Annu Int Conf IEEE Eng Med Biol Soc. 2021 Nov;2021:3378-3381. doi: 10.1109/EMBC46164.2021.9629869.
Retinal models are needed to simulate the translation of visual percepts to Retinal Ganglion Cells (RGCs) neural spike trains, through which visual information is transmitted to the brain. Restoring vision through neural prostheses motivates the development of accurate retinal models. We integrate biologically-inspired image features to RGC models. We trained Linear-Nonlinear models using response data from biological retinae. We show that augmenting raw image input with retina-inspired image features leads to performance improvements: in a smaller (30sec. of retina recordings) set integration of features leads to improved models in approximately $\frac{2}{3}$ of the modeled RGCS; in a larger (4min. recording) we show that utilizing Spike Triggered Average analysis to localize RGCs in input images and extract features in a cell-based manner leads to improved models in all (except two) of the modeled RGCs.

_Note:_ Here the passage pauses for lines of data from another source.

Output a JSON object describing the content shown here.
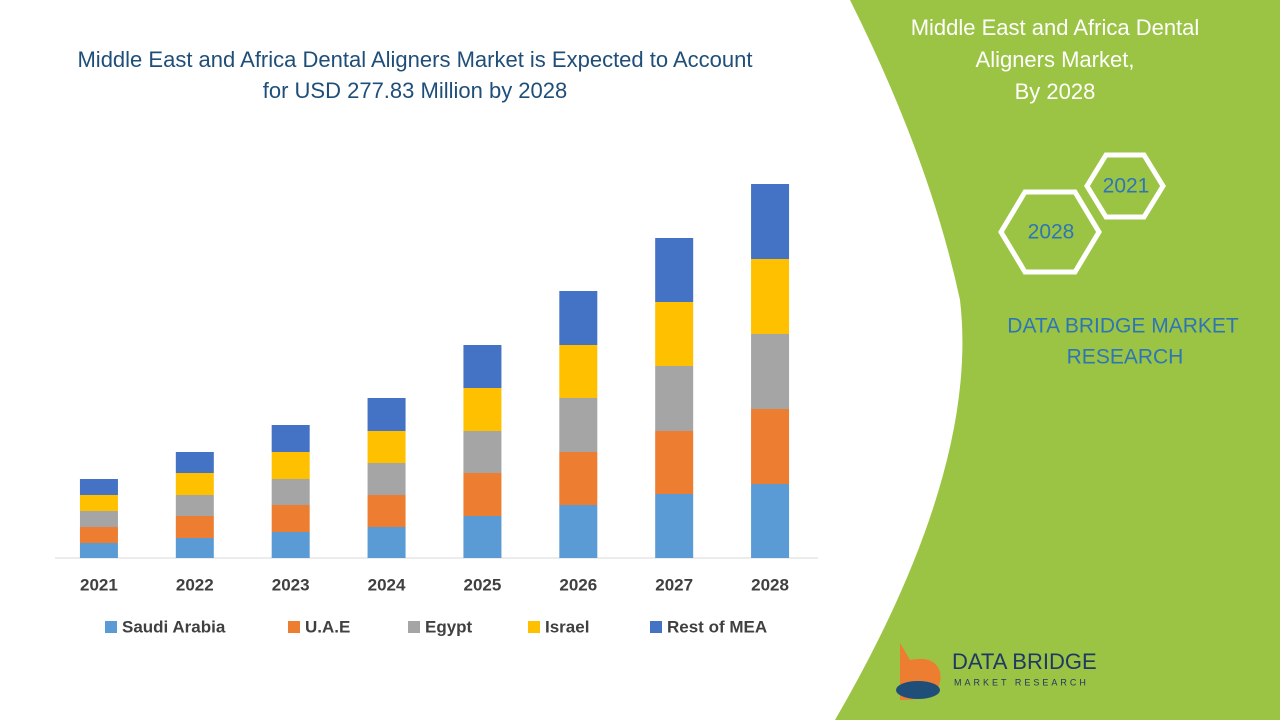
{
  "chart_data": {
    "type": "stacked_bar",
    "title": "Middle East and Africa Dental Aligners Market is Expected to Account for USD 277.83 Million by 2028",
    "categories": [
      "2021",
      "2022",
      "2023",
      "2024",
      "2025",
      "2026",
      "2027",
      "2028"
    ],
    "series": [
      {
        "name": "Saudi Arabia",
        "color": "#5b9bd5",
        "values": [
          15,
          20,
          26,
          31,
          42,
          53,
          64,
          74
        ]
      },
      {
        "name": "U.A.E",
        "color": "#ed7d31",
        "values": [
          16,
          22,
          27,
          32,
          43,
          53,
          63,
          75
        ]
      },
      {
        "name": "Egypt",
        "color": "#a5a5a5",
        "values": [
          16,
          21,
          26,
          32,
          42,
          54,
          65,
          75
        ]
      },
      {
        "name": "Israel",
        "color": "#ffc000",
        "values": [
          16,
          22,
          27,
          32,
          43,
          53,
          64,
          75
        ]
      },
      {
        "name": "Rest of MEA",
        "color": "#4472c4",
        "values": [
          16,
          21,
          27,
          33,
          43,
          54,
          64,
          75
        ]
      }
    ],
    "legend": "bottom"
  },
  "panel": {
    "title_lines": [
      "Middle East and Africa Dental",
      "Aligners Market,",
      "By 2028"
    ],
    "hexagons": [
      "2021",
      "2028"
    ],
    "brand_lines": [
      "DATA BRIDGE MARKET",
      "RESEARCH"
    ]
  },
  "logo": {
    "name": "DATA BRIDGE",
    "tagline": "MARKET RESEARCH"
  }
}
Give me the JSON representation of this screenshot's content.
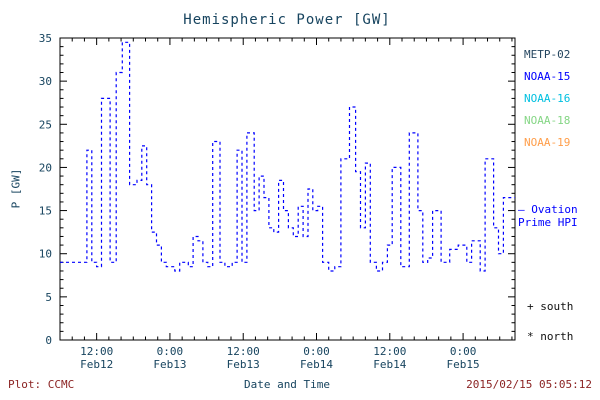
{
  "title": "Hemispheric Power [GW]",
  "colors": {
    "background": "#ffffff",
    "frame": "#000000",
    "axis_text": "#17445f",
    "line": "#0000ff",
    "footer_text": "#8b2323"
  },
  "legend": {
    "satellites": [
      {
        "label": "METP-02",
        "color": "#24455f"
      },
      {
        "label": "NOAA-15",
        "color": "#0000ff"
      },
      {
        "label": "NOAA-16",
        "color": "#00c0e0"
      },
      {
        "label": "NOAA-18",
        "color": "#85d685"
      },
      {
        "label": "NOAA-19",
        "color": "#ff9e4a"
      }
    ],
    "ovation": {
      "dash": "–",
      "line1": "Ovation",
      "line2": "Prime HPI",
      "color": "#0000ff"
    },
    "markers": [
      {
        "symbol": "+",
        "label": "south"
      },
      {
        "symbol": "*",
        "label": "north"
      }
    ]
  },
  "footer": {
    "left": "Plot: CCMC",
    "timestamp": "2015/02/15 05:05:12"
  },
  "chart_data": {
    "type": "line",
    "step": true,
    "title": "Hemispheric Power [GW]",
    "xlabel": "Date and Time",
    "ylabel": "P [GW]",
    "ylim": [
      0,
      35
    ],
    "xlim_hours_from_feb12_00": [
      6,
      80.5
    ],
    "y_ticks": [
      0,
      5,
      10,
      15,
      20,
      25,
      30,
      35
    ],
    "x_ticks": [
      {
        "hour": 12,
        "time": "12:00",
        "date": "Feb12"
      },
      {
        "hour": 24,
        "time": "0:00",
        "date": "Feb13"
      },
      {
        "hour": 36,
        "time": "12:00",
        "date": "Feb13"
      },
      {
        "hour": 48,
        "time": "0:00",
        "date": "Feb14"
      },
      {
        "hour": 60,
        "time": "12:00",
        "date": "Feb14"
      },
      {
        "hour": 72,
        "time": "0:00",
        "date": "Feb15"
      }
    ],
    "grid": false,
    "legend_position": "right",
    "series": [
      {
        "name": "Ovation Prime HPI",
        "color": "#0000ff",
        "dash": "3,3",
        "points": [
          [
            6,
            9
          ],
          [
            10.4,
            22
          ],
          [
            11.2,
            9
          ],
          [
            12.0,
            8.5
          ],
          [
            12.8,
            28
          ],
          [
            14.2,
            9
          ],
          [
            15.2,
            31
          ],
          [
            16.2,
            34.5
          ],
          [
            17.4,
            18
          ],
          [
            18.6,
            18.5
          ],
          [
            19.4,
            22.5
          ],
          [
            20.2,
            18
          ],
          [
            21.0,
            12.5
          ],
          [
            21.8,
            11
          ],
          [
            22.6,
            9
          ],
          [
            23.4,
            8.5
          ],
          [
            24.8,
            8
          ],
          [
            25.6,
            9
          ],
          [
            27.0,
            8.5
          ],
          [
            27.8,
            12
          ],
          [
            28.6,
            11.5
          ],
          [
            29.4,
            9
          ],
          [
            30.2,
            8.5
          ],
          [
            31.0,
            23
          ],
          [
            32.2,
            9
          ],
          [
            33.0,
            8.5
          ],
          [
            34.2,
            9
          ],
          [
            35.0,
            22
          ],
          [
            35.8,
            9
          ],
          [
            36.6,
            24
          ],
          [
            37.8,
            15
          ],
          [
            38.6,
            19
          ],
          [
            39.4,
            16.5
          ],
          [
            40.2,
            13
          ],
          [
            41.0,
            12.5
          ],
          [
            41.8,
            18.5
          ],
          [
            42.6,
            15
          ],
          [
            43.4,
            13
          ],
          [
            44.2,
            12
          ],
          [
            45.0,
            15.5
          ],
          [
            45.8,
            12
          ],
          [
            46.6,
            17.5
          ],
          [
            47.4,
            15
          ],
          [
            48.2,
            15.5
          ],
          [
            49.0,
            9
          ],
          [
            50.0,
            8
          ],
          [
            51.0,
            8.5
          ],
          [
            52.0,
            21
          ],
          [
            53.4,
            27
          ],
          [
            54.4,
            19.5
          ],
          [
            55.2,
            13
          ],
          [
            56.0,
            20.5
          ],
          [
            56.8,
            9
          ],
          [
            57.8,
            8
          ],
          [
            58.8,
            9
          ],
          [
            59.6,
            11
          ],
          [
            60.4,
            20
          ],
          [
            61.8,
            8.5
          ],
          [
            63.2,
            24
          ],
          [
            64.6,
            15
          ],
          [
            65.4,
            9
          ],
          [
            66.2,
            9.5
          ],
          [
            67.0,
            15
          ],
          [
            68.4,
            9
          ],
          [
            69.8,
            10.5
          ],
          [
            71.2,
            11
          ],
          [
            72.6,
            9
          ],
          [
            73.4,
            11.5
          ],
          [
            74.8,
            8
          ],
          [
            75.6,
            21
          ],
          [
            77.0,
            13
          ],
          [
            77.8,
            10
          ],
          [
            78.6,
            16.5
          ]
        ]
      }
    ]
  }
}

视网膜模型用于模拟视觉感知到视网膜神经节细胞(RGC)神经尖峰的转换,通过这个转换,视觉信息被传输到大脑。通过神经假体恢复视力激发了对精确视网膜模型的开发。我们将受生物启发的图像特征整合到 RGC 模型中。我们使用来自生物视网膜的响应数据训练线性-非线性模型。我们表明,通过向原始图像输入添加受视网膜启发的图像特征,可以提高性能:在较小的(30 秒视网膜记录)集合中,特征的集成导致约 $\frac{2}{3}$ 的模拟 RGC 中模型的改进;在较大的(4 分钟记录)中,我们表明,利用尖峰触发平均分析在输入图像中定位 RGC 并以细胞为基础的方式提取特征,可导致所有(除了两个)模拟 RGC 中模型的改进。